Верхний, пахотный слой земли был в долине глубокий и жирный, а холмы предгорий покрывала лишь тонкая корочка почвы, еле вмещавшая в себя короткие корни трав, и чем выше ты поднимался в горы, тем эта корочка становилась тоньше, тем чаще торчали из нее камни, а потом полоса растительности обрывалась и оставался только сухой кремнистый гравий, ослепительно сверкавший на солнце.
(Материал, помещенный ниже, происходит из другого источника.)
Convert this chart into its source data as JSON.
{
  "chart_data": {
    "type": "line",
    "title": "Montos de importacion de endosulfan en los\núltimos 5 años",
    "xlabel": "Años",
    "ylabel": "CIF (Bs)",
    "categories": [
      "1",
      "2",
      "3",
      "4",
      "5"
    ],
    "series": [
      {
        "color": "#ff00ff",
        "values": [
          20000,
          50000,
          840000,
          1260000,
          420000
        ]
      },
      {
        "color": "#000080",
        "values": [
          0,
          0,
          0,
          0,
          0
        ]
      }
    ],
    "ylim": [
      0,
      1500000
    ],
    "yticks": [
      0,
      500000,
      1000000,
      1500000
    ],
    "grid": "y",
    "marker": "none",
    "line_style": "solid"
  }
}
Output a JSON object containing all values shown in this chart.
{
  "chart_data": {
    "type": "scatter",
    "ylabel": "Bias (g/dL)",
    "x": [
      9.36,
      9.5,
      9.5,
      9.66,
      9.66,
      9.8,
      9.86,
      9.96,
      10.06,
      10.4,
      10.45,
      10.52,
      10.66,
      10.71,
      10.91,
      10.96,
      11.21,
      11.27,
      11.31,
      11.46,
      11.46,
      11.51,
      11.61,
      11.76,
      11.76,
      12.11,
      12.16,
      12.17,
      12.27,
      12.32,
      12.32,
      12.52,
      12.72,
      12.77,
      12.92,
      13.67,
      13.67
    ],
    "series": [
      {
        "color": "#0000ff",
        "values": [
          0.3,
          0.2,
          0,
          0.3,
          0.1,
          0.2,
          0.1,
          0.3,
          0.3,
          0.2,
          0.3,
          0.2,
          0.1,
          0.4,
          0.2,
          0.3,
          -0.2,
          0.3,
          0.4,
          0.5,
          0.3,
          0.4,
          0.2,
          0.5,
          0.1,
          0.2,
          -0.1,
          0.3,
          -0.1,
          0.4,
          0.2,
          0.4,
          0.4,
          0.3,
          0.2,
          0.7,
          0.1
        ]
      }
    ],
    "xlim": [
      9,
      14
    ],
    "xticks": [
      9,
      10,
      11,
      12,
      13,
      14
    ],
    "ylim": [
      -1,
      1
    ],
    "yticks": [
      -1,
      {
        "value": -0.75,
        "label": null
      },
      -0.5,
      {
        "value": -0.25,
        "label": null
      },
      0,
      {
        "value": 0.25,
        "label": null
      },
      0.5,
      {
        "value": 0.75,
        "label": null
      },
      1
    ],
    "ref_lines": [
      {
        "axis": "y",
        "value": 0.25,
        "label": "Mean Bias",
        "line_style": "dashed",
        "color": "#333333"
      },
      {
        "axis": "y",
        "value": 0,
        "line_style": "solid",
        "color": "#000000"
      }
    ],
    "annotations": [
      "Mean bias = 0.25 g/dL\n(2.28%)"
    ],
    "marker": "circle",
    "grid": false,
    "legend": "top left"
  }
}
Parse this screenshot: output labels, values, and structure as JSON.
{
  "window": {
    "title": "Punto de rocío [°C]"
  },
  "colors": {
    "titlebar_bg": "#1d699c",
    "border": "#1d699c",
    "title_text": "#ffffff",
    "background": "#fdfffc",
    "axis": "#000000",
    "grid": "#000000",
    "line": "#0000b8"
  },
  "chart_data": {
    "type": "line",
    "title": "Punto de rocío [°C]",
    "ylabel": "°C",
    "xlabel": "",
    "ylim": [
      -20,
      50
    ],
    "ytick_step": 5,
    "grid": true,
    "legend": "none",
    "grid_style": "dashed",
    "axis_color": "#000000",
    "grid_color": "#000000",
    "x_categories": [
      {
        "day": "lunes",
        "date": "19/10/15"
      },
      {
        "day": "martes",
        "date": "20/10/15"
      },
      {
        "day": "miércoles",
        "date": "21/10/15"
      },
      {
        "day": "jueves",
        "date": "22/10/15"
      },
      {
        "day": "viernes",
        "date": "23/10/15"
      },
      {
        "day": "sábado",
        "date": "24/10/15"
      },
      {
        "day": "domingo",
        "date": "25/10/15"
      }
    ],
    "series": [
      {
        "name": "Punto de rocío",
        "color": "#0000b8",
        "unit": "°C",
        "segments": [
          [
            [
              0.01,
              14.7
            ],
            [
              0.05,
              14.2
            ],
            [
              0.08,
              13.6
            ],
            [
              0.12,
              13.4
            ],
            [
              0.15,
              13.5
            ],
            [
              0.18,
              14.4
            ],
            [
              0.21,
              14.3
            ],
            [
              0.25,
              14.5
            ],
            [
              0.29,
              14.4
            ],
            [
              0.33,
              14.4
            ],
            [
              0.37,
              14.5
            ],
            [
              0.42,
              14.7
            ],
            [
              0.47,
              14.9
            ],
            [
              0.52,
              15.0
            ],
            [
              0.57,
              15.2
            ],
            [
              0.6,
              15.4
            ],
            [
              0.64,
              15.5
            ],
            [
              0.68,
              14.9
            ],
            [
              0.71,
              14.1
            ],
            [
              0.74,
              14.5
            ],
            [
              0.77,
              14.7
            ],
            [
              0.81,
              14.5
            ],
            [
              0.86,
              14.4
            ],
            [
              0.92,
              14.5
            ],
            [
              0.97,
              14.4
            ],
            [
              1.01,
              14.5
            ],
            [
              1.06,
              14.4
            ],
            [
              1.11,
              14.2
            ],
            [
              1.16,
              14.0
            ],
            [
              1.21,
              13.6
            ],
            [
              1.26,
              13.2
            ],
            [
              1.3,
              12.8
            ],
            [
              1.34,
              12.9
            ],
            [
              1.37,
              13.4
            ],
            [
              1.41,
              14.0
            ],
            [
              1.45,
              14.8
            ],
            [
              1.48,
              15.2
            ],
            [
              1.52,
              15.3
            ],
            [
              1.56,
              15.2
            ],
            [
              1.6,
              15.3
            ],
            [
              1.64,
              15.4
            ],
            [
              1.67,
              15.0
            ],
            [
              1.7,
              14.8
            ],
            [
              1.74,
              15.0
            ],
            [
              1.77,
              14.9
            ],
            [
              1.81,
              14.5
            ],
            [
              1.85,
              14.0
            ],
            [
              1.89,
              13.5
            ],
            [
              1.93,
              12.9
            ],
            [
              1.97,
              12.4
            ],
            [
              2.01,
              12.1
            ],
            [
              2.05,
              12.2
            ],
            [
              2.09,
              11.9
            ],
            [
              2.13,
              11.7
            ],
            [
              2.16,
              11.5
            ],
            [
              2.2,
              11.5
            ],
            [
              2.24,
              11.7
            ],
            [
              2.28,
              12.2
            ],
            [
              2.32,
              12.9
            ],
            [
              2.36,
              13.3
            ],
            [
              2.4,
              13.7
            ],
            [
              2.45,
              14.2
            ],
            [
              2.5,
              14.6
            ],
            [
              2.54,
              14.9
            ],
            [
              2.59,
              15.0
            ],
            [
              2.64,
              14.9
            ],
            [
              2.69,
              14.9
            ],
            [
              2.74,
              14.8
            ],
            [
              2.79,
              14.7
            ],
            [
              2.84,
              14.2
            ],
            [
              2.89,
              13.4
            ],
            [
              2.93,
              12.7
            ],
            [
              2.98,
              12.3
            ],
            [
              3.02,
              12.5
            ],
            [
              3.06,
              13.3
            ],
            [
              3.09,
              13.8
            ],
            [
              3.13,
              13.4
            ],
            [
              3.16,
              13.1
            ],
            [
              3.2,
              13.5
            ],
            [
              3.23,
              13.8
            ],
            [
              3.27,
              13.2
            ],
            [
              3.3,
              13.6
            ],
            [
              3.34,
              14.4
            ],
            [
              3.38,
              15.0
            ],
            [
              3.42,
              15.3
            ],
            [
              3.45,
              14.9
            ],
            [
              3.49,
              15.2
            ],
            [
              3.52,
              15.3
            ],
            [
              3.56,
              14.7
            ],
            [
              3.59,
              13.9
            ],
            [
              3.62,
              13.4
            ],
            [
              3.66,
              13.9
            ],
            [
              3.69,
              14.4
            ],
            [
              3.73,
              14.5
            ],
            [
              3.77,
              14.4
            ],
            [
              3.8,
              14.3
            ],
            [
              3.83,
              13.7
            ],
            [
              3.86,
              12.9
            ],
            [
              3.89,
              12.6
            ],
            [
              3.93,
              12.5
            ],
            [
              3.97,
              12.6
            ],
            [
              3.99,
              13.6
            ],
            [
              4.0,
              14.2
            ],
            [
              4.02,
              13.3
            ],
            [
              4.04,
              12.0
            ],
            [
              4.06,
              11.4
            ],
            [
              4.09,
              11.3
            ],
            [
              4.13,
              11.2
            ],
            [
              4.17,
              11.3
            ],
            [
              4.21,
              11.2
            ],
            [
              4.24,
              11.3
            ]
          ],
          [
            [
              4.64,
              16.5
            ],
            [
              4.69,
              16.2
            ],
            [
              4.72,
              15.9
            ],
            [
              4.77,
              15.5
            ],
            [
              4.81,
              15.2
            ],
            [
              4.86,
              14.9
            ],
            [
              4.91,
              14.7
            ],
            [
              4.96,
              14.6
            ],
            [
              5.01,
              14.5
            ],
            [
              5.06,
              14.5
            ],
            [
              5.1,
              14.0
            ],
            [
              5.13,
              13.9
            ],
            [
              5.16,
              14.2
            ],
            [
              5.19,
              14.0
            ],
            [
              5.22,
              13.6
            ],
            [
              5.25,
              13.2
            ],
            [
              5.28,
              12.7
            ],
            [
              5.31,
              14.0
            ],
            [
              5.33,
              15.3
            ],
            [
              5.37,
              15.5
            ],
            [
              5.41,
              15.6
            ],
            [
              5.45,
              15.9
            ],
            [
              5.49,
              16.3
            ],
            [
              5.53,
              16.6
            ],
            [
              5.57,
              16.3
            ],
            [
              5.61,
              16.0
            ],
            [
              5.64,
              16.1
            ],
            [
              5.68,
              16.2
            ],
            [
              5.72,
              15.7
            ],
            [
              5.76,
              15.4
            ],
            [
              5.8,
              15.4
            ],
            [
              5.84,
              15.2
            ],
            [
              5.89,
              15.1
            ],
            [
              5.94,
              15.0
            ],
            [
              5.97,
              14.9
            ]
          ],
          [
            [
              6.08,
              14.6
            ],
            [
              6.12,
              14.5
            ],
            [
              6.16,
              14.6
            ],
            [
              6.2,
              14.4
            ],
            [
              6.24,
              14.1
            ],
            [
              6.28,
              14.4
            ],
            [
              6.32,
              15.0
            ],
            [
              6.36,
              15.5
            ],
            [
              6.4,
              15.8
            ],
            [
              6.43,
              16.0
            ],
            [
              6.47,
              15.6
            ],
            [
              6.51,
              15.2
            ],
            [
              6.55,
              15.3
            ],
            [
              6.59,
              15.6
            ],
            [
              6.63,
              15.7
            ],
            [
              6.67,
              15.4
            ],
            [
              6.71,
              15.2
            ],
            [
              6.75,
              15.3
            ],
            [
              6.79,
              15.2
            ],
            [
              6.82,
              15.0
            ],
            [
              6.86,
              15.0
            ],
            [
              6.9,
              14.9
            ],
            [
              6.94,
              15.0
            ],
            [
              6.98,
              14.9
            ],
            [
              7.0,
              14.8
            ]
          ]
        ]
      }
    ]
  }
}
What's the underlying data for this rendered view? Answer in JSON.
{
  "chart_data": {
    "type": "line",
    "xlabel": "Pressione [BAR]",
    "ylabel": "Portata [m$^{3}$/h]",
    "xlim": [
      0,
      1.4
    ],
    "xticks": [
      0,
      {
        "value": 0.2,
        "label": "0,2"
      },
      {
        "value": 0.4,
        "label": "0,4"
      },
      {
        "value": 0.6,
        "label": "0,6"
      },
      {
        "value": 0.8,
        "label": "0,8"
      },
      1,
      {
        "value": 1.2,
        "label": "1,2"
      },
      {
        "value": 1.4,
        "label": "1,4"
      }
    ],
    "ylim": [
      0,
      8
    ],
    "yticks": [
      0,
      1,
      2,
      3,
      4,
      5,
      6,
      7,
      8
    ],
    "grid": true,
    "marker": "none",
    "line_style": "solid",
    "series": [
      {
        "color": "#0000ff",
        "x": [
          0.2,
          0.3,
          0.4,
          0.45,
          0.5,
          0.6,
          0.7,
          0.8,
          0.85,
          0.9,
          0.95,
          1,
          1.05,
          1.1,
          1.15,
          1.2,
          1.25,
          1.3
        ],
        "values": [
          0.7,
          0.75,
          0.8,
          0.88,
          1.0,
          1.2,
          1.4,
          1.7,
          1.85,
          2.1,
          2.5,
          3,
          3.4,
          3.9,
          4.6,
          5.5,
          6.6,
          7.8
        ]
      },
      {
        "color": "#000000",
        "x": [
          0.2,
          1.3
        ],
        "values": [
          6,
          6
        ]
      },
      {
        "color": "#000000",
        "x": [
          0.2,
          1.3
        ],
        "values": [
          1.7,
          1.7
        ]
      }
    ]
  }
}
Я рассказал, какими бывали благодатные годы, когда дожди приносили воду в избытке. Но случались и годы засушливые, повергавшие жителей долины в ужас. У череды дождливых и засушливых годов был свой тридцатилетний цикл. Пять-шесть лет подряд дождей шло вдоволь, то были изобильные годы — осадков выпадало от девятнадцати до двадцати пяти дюймов, и земля шумела травой. По — том шесть-семь лет уровень осадков колебался от двенадцати до шестнадцати дюймов, и людям жилось тоже неплохо. А потом приходили сухие годы, когда осадков набиралось всего семь-восемь дюймов. Почва пересыхала, травы, вызревая, оставались чахлой порослью, долину обезображивали широкие уродливые проплешины. Кора на дубах походила на струпья, полынь вырастала серой. Земля трескалась, ручьи высыхали, скотина вяло тыкалась носом в сухие кусты. И вот тогда-то земледельцы и скотоводы преисполнялись ненависти к долине. Коровы тощали, а то и просто дохли с голоду. Самую обычную питьевую воду надо было возить на фермы издалека, в бочках. Некоторые семьи за гроши продавали свои участки и перебирались в другие края. В засуху люди неизменно забывали об изобильных годах, а когда дождей хватало, напрочь выкидывали из памяти годы засушливые. Так уж повелось.